Il mimetismo Hoffmann/Capote è in effetti sorprendente, soprattutto la voce - davvero incredibile. Che poi siano queste le performances che fanno davvero "grande" un attore - è tutto da vedere. Di sicuro è ben noto che piacciono all'Academy, la quale infatti puntualmente, stimolata nei punti giusti, ha reagito come dovere.
Resta comunque, innegabile, una grande prova di camaleontismo.
Il film ha un bell'inizio, soprattutto nel calarsi del raffinato e moralmente ambiguo (e non mi riferisco all'aspetto sessuale) Capote nella solida, rurale, diversissima realtà del Kansas.
Poi nella seconda parte la regia si annulla in una sequenza di quadri slegati e piuttosto piatti, un andirivieni da e verso la cella di Perry che mi sembra risolto in modo che ha molto più del banale che dell'essenziale.

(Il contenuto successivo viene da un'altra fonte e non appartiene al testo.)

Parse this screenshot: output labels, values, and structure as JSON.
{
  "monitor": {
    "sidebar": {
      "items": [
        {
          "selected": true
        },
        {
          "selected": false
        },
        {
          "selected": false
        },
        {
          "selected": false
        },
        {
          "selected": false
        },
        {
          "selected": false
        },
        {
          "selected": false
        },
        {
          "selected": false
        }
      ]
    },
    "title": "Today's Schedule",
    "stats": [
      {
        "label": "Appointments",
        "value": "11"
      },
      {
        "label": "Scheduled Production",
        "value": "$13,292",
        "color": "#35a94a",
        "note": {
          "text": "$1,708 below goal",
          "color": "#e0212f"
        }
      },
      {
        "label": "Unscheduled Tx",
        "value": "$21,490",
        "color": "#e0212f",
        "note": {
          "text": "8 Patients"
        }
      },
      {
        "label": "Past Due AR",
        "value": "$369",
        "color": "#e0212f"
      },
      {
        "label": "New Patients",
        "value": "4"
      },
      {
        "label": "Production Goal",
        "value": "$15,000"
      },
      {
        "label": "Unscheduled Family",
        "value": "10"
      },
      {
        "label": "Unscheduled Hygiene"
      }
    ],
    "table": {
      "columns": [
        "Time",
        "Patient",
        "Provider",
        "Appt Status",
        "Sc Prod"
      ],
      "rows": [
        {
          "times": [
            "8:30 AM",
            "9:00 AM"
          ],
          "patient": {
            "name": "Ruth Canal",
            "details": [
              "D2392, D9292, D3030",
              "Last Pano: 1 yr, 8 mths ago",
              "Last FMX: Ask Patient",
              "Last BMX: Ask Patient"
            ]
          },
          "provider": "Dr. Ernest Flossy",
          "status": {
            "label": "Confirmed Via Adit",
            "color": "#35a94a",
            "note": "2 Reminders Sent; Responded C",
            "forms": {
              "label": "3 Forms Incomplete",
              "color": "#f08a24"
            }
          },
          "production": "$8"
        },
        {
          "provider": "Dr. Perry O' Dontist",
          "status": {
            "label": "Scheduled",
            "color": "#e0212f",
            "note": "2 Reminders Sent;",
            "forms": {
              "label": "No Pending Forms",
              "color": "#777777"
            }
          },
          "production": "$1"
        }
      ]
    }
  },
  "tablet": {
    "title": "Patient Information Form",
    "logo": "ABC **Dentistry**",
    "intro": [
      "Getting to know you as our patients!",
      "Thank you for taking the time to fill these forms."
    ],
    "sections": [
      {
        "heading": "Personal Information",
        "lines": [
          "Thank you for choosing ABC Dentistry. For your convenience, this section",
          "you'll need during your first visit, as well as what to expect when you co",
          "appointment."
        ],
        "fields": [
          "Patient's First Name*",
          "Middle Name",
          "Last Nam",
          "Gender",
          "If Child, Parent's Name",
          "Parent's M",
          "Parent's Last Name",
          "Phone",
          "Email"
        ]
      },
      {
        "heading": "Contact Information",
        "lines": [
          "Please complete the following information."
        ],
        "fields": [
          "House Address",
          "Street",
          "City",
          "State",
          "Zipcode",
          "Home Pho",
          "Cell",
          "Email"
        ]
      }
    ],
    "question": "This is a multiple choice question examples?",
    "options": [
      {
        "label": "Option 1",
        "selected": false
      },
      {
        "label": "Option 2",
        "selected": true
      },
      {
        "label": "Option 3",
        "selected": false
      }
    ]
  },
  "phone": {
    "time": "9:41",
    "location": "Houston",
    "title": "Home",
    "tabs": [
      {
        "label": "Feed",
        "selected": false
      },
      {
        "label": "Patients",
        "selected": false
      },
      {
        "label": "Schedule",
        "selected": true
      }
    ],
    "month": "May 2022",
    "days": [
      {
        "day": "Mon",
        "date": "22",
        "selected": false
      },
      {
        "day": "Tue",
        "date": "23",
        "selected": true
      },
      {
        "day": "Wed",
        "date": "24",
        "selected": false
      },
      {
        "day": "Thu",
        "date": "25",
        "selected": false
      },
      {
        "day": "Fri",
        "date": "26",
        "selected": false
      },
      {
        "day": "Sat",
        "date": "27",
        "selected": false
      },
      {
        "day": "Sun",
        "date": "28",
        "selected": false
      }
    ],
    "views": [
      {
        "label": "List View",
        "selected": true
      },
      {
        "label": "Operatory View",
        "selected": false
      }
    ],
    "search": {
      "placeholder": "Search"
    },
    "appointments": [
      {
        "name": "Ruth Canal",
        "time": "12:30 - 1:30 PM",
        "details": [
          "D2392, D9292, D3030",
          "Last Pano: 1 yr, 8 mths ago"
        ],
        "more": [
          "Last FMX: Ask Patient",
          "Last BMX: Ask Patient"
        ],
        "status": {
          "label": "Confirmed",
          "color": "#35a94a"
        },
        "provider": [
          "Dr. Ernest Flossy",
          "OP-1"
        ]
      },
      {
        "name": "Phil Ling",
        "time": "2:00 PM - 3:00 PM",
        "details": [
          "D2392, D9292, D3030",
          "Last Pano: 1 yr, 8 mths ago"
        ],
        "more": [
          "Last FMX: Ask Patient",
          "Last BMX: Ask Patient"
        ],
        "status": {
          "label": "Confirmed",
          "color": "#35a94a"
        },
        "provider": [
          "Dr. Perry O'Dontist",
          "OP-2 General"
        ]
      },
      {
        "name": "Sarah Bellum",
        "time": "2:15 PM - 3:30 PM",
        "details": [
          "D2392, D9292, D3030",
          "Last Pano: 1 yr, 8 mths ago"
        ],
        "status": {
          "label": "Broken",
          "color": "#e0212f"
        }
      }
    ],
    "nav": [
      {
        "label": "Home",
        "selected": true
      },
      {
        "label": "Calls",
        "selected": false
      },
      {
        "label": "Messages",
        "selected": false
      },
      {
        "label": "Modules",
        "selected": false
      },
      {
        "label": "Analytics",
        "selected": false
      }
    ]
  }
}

Altro problema di questo film è che il racconto definitivo di questa storia è già stato fatto, ed è quel capolavoro poco conosciuto del grande (e poco conosciuto) Richard Brooks, In cold blood - A sangue freddo (****).
Anche se i film sono abbastanza diversi (il film di Brooks, sceneggiato con la collaborazione di Capote, non si focalizza sul personaggio di Capote), un confronto è abbastanza inevitabile: e basta vedere i primi 55 secondi del film di Brooks per vedere la diversità delle intelligenze registiche al lavoro.
Ed il cameo di Charles McGraw, nei panni del padre di Perry, in tre minuti si mangia tutto il film di Miller.